The problem is that the presence of these artificial RawInline elements in the citation prefix and suffix cause Pandoc to render the citation differently (using parentheses, etc). In addition, I only now realize that Pandoc is emitting divs without anchors, and so hyperlinks will also not work.

This really does need to be fixed at https://github.com/jgm/pandoc.
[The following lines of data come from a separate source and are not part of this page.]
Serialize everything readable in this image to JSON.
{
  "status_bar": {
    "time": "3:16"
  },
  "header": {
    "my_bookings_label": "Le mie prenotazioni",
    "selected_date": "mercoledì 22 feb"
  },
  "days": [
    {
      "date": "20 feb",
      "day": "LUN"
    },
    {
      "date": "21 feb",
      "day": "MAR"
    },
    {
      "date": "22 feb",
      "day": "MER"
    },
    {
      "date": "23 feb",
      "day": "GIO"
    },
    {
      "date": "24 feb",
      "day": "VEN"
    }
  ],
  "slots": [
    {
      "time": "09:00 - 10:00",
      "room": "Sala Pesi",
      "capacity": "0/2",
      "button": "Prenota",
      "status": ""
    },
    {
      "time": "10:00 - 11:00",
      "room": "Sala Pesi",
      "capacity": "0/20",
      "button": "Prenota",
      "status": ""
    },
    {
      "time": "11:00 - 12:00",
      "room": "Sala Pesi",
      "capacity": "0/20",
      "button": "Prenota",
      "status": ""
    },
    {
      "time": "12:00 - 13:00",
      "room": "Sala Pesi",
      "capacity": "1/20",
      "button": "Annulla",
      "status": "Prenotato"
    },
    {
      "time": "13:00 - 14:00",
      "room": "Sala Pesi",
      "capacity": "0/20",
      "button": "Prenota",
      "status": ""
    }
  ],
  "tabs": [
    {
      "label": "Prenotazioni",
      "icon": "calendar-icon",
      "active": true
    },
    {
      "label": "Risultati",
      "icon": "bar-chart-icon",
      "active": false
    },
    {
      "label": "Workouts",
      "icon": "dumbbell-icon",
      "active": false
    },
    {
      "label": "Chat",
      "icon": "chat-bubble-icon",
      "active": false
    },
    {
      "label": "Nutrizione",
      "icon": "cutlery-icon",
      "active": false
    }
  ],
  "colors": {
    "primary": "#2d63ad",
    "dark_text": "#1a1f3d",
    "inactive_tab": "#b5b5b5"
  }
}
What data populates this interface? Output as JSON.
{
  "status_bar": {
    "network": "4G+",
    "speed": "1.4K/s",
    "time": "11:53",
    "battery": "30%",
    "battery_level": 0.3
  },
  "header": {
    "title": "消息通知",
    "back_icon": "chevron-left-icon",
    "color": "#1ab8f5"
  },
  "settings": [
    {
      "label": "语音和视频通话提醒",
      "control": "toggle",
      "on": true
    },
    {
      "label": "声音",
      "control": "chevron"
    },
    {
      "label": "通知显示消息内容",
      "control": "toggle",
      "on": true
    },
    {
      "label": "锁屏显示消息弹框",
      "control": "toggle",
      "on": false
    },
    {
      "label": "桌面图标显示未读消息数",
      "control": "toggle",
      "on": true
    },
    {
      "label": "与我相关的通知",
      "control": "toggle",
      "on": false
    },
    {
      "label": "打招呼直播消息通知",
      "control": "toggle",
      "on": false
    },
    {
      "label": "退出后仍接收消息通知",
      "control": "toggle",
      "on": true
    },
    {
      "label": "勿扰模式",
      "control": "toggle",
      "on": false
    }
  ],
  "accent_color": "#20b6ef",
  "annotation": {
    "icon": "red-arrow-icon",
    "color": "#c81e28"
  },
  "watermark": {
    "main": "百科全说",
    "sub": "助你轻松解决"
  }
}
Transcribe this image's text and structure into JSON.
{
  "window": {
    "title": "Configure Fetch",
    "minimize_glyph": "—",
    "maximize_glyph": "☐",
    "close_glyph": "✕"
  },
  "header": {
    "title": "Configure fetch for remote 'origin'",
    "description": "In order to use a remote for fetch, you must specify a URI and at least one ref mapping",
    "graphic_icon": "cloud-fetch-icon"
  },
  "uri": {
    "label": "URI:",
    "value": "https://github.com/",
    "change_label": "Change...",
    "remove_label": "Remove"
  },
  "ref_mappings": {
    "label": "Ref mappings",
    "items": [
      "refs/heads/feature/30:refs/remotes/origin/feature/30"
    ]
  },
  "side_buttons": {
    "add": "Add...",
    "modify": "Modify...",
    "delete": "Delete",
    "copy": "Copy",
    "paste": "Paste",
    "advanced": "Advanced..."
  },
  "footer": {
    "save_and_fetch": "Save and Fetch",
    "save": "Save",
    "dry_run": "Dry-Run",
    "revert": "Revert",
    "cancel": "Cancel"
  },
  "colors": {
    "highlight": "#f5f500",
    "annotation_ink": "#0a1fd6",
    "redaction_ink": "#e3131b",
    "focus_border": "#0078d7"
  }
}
martinscripts commented 6 months ago

@cscheid thanks for your investigations.

I forgot a line in my MWE, I was using this ieee.csl.

The correct MWE is:

---
title: "Ants"
author: 
    name: "Anty McAnt"
bibliography: ./literature.bib
csl: ./ieee.csl
format:
    gfm:
        html-math-method: plain
        number-sections: false
        toc: false
---

ants are great, see @ant2021.

When using the CSL, it produces the span elements

cscheid commented 6 months ago

Thanks, this confirms my suspicion. Because the behavior you're looking to change is dictated by the contents of the CSL file, there's nothing that we can do in Quarto about it (CSL rendering is controlled by Pandoc).

martinscripts commented 6 months ago

despite the output with span elements, the other issue remains relevant, right? I mean that the use of citations in the text could be done by [displayed_literature_id](#literature_id).

displayed_literature_id could be "[1]" as in my case with the CLS or "McAunt 2021" or similar without the CLS.